I wrote:
I think the main point of the smaller group in DSA is to get small signatures.
And it should also gets a bit faster, with smaller exponents. Which might be an advantage also for DH, but I don't know if that's considered important?
And discrete logs in the large group and discrete logs in the small subgroup are of comparable difficulty, because there's more structure in the larger group ("index calculus" is the name of the trick, iirc).
Let me say a bit more about this. There's one class of "abstract" discrete logarithm algorithms which work on any group where the group operations are computable.

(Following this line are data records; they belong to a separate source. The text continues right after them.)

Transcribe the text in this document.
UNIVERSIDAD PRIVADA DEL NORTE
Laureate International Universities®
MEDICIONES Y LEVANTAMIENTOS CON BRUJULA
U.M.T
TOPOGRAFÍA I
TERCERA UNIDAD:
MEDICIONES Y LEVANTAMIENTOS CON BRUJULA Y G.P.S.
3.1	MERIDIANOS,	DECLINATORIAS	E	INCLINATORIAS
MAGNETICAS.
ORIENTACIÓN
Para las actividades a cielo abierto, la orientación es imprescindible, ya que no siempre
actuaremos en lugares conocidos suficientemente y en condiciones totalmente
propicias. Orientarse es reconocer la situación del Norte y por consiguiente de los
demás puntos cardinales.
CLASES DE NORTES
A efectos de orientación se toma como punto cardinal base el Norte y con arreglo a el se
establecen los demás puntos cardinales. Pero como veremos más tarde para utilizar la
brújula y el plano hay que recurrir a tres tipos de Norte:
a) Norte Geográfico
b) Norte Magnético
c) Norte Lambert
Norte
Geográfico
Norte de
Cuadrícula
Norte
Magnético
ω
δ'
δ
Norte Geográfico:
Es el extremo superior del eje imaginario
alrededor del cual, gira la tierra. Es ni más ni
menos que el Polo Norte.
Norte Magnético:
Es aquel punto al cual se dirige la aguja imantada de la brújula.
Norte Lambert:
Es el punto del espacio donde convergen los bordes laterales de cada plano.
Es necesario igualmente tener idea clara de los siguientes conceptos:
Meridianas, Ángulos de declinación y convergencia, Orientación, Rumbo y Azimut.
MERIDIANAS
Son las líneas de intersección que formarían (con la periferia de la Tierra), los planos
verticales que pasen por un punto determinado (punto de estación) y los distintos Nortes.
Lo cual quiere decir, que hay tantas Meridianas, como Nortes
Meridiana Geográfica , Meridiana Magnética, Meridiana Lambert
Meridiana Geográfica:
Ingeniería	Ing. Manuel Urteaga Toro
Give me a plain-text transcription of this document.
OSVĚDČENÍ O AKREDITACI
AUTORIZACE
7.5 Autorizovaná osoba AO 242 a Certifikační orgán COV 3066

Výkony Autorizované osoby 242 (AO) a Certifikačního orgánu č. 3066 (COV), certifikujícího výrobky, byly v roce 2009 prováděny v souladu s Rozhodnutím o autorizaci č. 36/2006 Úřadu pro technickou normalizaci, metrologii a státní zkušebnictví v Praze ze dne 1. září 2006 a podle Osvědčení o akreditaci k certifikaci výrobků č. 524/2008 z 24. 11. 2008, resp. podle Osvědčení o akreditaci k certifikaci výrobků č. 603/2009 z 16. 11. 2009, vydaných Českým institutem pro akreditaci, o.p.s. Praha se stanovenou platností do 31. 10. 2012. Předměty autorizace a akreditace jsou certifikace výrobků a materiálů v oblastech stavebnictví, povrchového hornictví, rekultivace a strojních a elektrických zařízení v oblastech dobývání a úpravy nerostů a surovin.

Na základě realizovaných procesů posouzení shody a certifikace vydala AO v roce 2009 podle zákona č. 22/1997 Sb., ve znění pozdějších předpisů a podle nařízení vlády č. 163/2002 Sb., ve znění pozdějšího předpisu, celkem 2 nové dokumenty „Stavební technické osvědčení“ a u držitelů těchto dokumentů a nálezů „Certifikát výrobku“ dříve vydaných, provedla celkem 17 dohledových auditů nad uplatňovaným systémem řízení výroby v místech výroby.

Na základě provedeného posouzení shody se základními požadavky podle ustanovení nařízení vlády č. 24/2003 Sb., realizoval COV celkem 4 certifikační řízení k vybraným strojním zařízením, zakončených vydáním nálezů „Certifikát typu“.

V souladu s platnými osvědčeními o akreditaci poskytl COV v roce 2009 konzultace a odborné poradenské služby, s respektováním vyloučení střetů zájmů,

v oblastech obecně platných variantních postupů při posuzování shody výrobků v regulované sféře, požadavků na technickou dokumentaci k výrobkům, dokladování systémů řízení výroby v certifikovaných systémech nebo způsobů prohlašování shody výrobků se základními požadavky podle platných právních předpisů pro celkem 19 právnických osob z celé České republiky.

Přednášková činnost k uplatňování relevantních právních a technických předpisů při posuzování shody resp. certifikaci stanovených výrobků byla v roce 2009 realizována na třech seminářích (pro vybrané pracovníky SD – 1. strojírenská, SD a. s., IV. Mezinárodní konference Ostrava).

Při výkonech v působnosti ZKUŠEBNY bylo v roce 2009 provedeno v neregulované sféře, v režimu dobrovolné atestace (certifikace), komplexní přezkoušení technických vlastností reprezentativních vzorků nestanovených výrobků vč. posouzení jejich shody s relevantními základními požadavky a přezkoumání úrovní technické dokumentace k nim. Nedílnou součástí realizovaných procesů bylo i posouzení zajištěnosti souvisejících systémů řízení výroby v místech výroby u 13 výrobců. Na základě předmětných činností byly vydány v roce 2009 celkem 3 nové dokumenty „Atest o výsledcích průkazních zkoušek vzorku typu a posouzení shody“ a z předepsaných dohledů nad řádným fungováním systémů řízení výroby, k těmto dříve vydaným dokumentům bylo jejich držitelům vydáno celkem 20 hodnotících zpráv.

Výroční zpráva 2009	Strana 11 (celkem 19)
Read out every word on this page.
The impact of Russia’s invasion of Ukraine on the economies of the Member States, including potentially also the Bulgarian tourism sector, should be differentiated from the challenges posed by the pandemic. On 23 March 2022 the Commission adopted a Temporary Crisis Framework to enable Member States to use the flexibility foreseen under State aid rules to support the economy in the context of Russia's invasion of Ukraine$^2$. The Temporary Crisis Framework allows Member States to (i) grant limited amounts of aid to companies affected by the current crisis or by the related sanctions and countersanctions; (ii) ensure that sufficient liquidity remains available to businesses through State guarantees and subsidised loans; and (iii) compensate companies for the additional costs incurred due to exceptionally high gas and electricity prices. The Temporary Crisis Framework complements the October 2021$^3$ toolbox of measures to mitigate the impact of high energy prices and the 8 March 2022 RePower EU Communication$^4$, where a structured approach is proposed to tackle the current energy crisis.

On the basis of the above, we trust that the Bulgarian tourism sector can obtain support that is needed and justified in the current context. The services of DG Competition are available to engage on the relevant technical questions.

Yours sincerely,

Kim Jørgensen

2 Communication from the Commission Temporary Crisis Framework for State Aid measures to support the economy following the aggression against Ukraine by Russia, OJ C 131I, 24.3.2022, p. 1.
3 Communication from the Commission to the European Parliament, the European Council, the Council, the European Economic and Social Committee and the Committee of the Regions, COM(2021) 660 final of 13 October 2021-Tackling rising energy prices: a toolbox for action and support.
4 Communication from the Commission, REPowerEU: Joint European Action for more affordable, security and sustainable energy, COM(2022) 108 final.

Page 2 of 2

If n is the size of the group, there's an "obvious" meet-in-the-middle algorithm with O(sqrt(n)) computation and O(sqrt(n)) storage: To find x such that g^x = y, let s = ceil(sqrt(s)). First tabulate g^{k s} for k = 0, 1, ..., s. Then compute y g^{-m}, for m = 0, 1, ..., and stop when you get a value which is present in the table. Then x = k s + m. (Different time-memory tradeoffs are possible, of course).
Even better is to use the Pollard-rho discrete log algorithm, with computation O(sqrt(n)), and very little storage.
As far as I'm aware, these abstract group algorithms are the best known for directly attacking the DSA subgroup, or for attacking the elliptic curve groups used for cryptographic purposes.
On the other hand, to compute discrete logarithms in the multiplicative group of Z_p, there's the index calculus algorithm which is somewhat similar to the number number field sieve factoring algorithm, and with similar computational complexity (I'm not sure exactly what the complexity is, though. But a *lot* better than O(sqrt(n))).
To break DSA, it's the attacker's choice to try the index calculus algorithm on the large group, or the pollard-rho algorithm on the smaller subgroup. Parameters should be chosen so that both attacks are too expensive. But for reasonable parameters, the cost should be roughly the same, e.g., it makes little sense to increase the size of p to 4096 bits, while sticking to only 160 bits for q.
I think it's a bit curious that each of the discrete logarithm above are closely related to a factoring algorithm.